Hey, hey, stop making fun of my stomping grounds! My grandpas live close to Intercourse, and my one of my uncles lives close to Blue Ball. My Great-great-grandpa helped start the Blue Ball National Bank, which was bought out by Community Bank, who was bought out by Susquehanna National Bank. Another of my Great-great-grandpas started the Blue Ball Machine Shop, which is owned by my Great-uncle now. It has been in business for over 125 years.


----------



## Mike1950 (Oct 17, 2013)

ChrisN said:


> Hey, hey, stop making fun of my stomping grounds! My grandpas live close to Intercourse, and my one of my uncles lives close to Blue Ball. My Great-great-grandpa helped start the Blue Ball National Bank, which was bought out by Community Bank, who was bought out by Susquehanna National Bank. Another of my Great-great-grandpas started the Blue Ball Machine Shop, which is owned by my Great-uncle now. It has been in business for over 125 years.



So that would make you a blue baller or a blueballite. :rotflmao3::rotflmao3::rotflmao3:

Seriously though that is some cool history!!!


----------



## SENC (Oct 17, 2013)

NC doesn't have an intercourse that I know of, but we do have a Horneytown, an Erect, and a Climax.
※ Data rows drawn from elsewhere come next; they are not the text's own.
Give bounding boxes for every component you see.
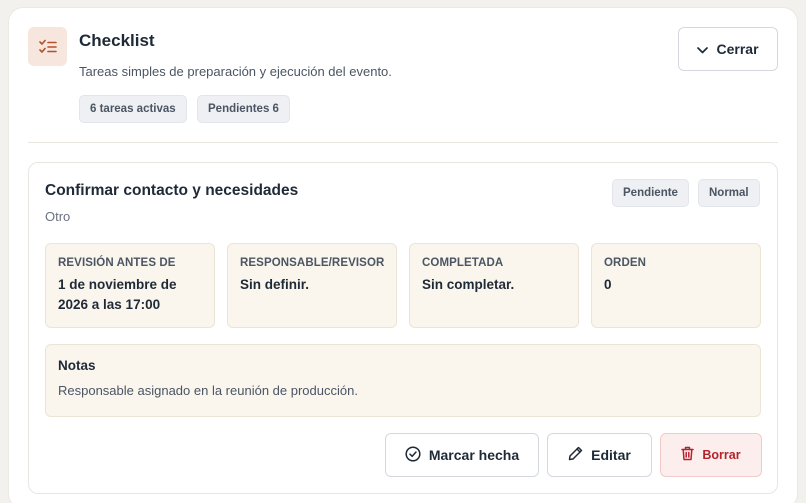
field-value: Sin definir. <box>240 277 310 292</box>
chevron-down-icon <box>697 41 709 57</box>
delete-button[interactable]: Borrar <box>660 433 762 477</box>
notes-text: Responsable asignado en la reunión de pr… <box>58 383 358 398</box>
field-label: Completada <box>422 257 504 269</box>
check-circle-icon <box>405 445 421 465</box>
pencil-icon <box>568 446 583 464</box>
delete-label: Borrar <box>702 448 741 462</box>
active-tasks-badge: 6 tareas activas <box>79 95 187 123</box>
field-value: 1 de noviembre de 2026 a las 17:00 <box>58 277 177 312</box>
close-button-label: Cerrar <box>716 41 759 57</box>
task-category: Otro <box>45 209 71 224</box>
status-badge: Pendiente <box>612 179 689 207</box>
checklist-panel: Checklist Tareas simples de preparación … <box>9 8 797 503</box>
pending-count-badge: Pendientes 6 <box>197 95 290 123</box>
page-subtitle: Tareas simples de preparación y ejecució… <box>79 64 392 79</box>
mark-done-label: Marcar hecha <box>428 447 520 463</box>
notes-label: Notas <box>58 358 96 373</box>
task-card: Confirmar contacto y necesidades Otro Pe… <box>28 162 778 494</box>
mark-done-button[interactable]: Marcar hecha <box>385 433 539 477</box>
edit-button[interactable]: Editar <box>547 433 652 477</box>
page-title: Checklist <box>79 31 155 50</box>
edit-label: Editar <box>591 447 631 463</box>
field-label: Responsable/revisor <box>240 257 385 269</box>
field-value: Sin completar. <box>422 277 515 292</box>
order-field: Orden 0 <box>591 243 761 328</box>
reviewer-field: Responsable/revisor Sin definir. <box>227 243 397 328</box>
task-title: Confirmar contacto y necesidades <box>45 182 299 199</box>
priority-badge: Normal <box>698 179 760 207</box>
review-before-field: Revisión antes de 1 de noviembre de 2026… <box>45 243 215 328</box>
completed-field: Completada Sin completar. <box>409 243 579 328</box>
checklist-icon <box>28 27 67 66</box>
header-divider <box>28 142 778 143</box>
trash-icon <box>681 446 695 464</box>
field-label: Orden <box>604 257 647 269</box>
notes-box: Notas Responsable asignado en la reunión… <box>45 344 761 417</box>
field-value: 0 <box>604 277 612 292</box>
close-button[interactable]: Cerrar <box>678 27 778 71</box>
field-label: Revisión antes de <box>58 257 176 269</box>
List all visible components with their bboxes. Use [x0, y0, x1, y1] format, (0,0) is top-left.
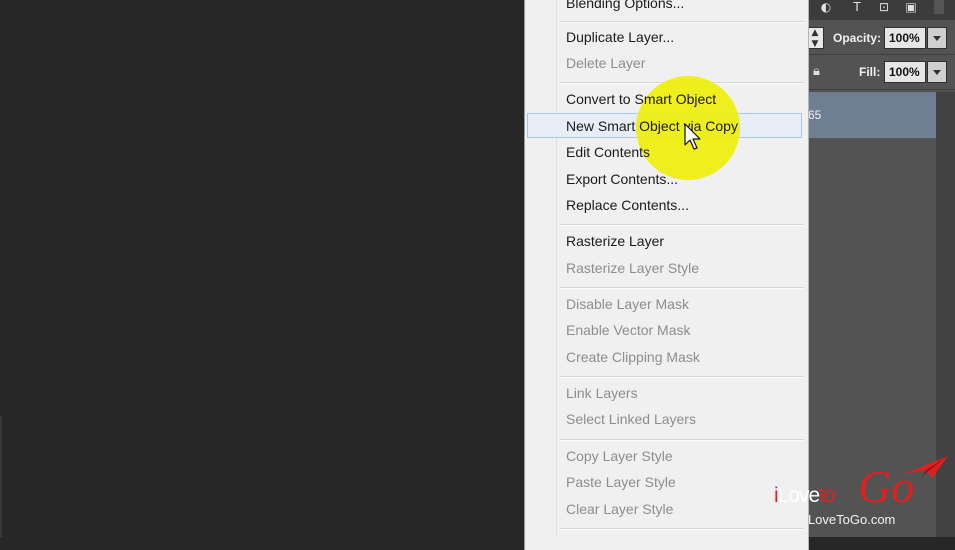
- menu-item-edit-contents[interactable]: Edit Contents: [566, 143, 650, 161]
- menu-item-clear-layer-style[interactable]: Clear Layer Style: [566, 500, 673, 518]
- canvas-edge: [0, 416, 2, 537]
- menu-item-replace-contents[interactable]: Replace Contents...: [566, 196, 689, 214]
- fill-field[interactable]: 100%: [884, 61, 926, 83]
- menu-item-new-smart-object-via-copy[interactable]: New Smart Object via Copy: [566, 117, 738, 135]
- watermark-url: www.iLoveToGo.com: [774, 512, 896, 527]
- watermark-go: Go: [858, 461, 915, 512]
- menu-item-link-layers[interactable]: Link Layers: [566, 384, 638, 402]
- menu-item-blending-options[interactable]: Blending Options...: [566, 0, 684, 12]
- menu-icon-gutter: [534, 0, 557, 537]
- layer-name-fragment: 65: [808, 108, 822, 122]
- selected-layer-row[interactable]: [806, 92, 936, 138]
- menu-separator: [560, 439, 804, 441]
- watermark-brand: iLoveto: [774, 484, 836, 507]
- menu-item-select-linked-layers[interactable]: Select Linked Layers: [566, 410, 696, 428]
- menu-separator: [560, 224, 804, 226]
- transform-icon[interactable]: ⊡: [877, 0, 891, 14]
- menu-item-create-clipping-mask[interactable]: Create Clipping Mask: [566, 348, 700, 366]
- filter-toggle[interactable]: [934, 0, 944, 14]
- menu-item-rasterize-layer-style[interactable]: Rasterize Layer Style: [566, 259, 699, 277]
- lock-icon[interactable]: 🔒︎: [813, 64, 827, 80]
- menu-separator: [560, 528, 804, 530]
- cursor-icon: [684, 123, 701, 150]
- layer-filter-toolbar: ◐ T ⊡ ▣: [806, 0, 955, 20]
- opacity-dropdown[interactable]: [927, 27, 947, 49]
- fill-label: Fill:: [859, 65, 881, 79]
- watermark-logo: iLoveto Go www.iLoveToGo.com: [772, 456, 952, 534]
- menu-item-duplicate-layer[interactable]: Duplicate Layer...: [566, 28, 674, 46]
- menu-item-enable-vector-mask[interactable]: Enable Vector Mask: [566, 321, 691, 339]
- menu-item-rasterize-layer[interactable]: Rasterize Layer: [566, 232, 664, 250]
- menu-item-copy-layer-style[interactable]: Copy Layer Style: [566, 447, 673, 465]
- menu-item-paste-layer-style[interactable]: Paste Layer Style: [566, 473, 676, 491]
- menu-separator: [560, 376, 804, 378]
- opacity-field[interactable]: 100%: [884, 27, 926, 49]
- menu-separator: [560, 21, 804, 23]
- type-icon[interactable]: T: [850, 0, 864, 14]
- menu-item-delete-layer[interactable]: Delete Layer: [566, 54, 645, 72]
- adjustment-icon[interactable]: ◐: [819, 0, 833, 14]
- menu-separator: [560, 287, 804, 289]
- smart-object-icon[interactable]: ▣: [904, 0, 918, 14]
- menu-item-convert-to-smart-object[interactable]: Convert to Smart Object: [566, 90, 716, 108]
- opacity-label: Opacity:: [833, 31, 882, 45]
- menu-item-disable-layer-mask[interactable]: Disable Layer Mask: [566, 295, 689, 313]
- fill-dropdown[interactable]: [927, 61, 947, 83]
- menu-item-export-contents[interactable]: Export Contents...: [566, 170, 678, 188]
- document-canvas[interactable]: [0, 0, 524, 537]
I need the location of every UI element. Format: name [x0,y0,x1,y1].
Loafer's Glory, NC may be my favorite.

Other good ones:
Boogertown
Coinjock
Laboratory
Lickskillet
LizardLick
Meat Camp
Polkadot
Possum Trot
Proximity
Tick Bite


----------



## woodtickgreg (Oct 18, 2013)

SENC said:


> NC doesn't have an intercourse that I know of, but we do have a Horneytown, an Erect, and a Climax.
> 
> Loafer's Glory, NC may be my favorite.
> 
> ...



I like the last one.


----------



## healeydays (Oct 18, 2013)

You could travel the world in Maine. Sad that they couldn't come up with any original names and had to take others...

Athens
Belgrade
Bremen
Carthage
China
Columbia
Cornish
Denmark
Dresden
Frankfort
Freeport
Frenchboro
Leeds
Limerick
Lisbon
Mexico
Monticello
Moscow
Naples
New Canada
New Limerick
New Sweden
Palermo
Paris
Peru
Poland
Rome
Sidney
Stockholm
Sweden
Vienna
Wales
West Paris
York


----------



## Drgam (Oct 18, 2013)

A small village near to where I live in southern Ohio is named Knockemstiff and still lives up to the name.


----------



## BarbS (Oct 18, 2013)

After a lot of travel, my favorite is still, Beach North Dakota! Someone there had a great sense of humor.


----------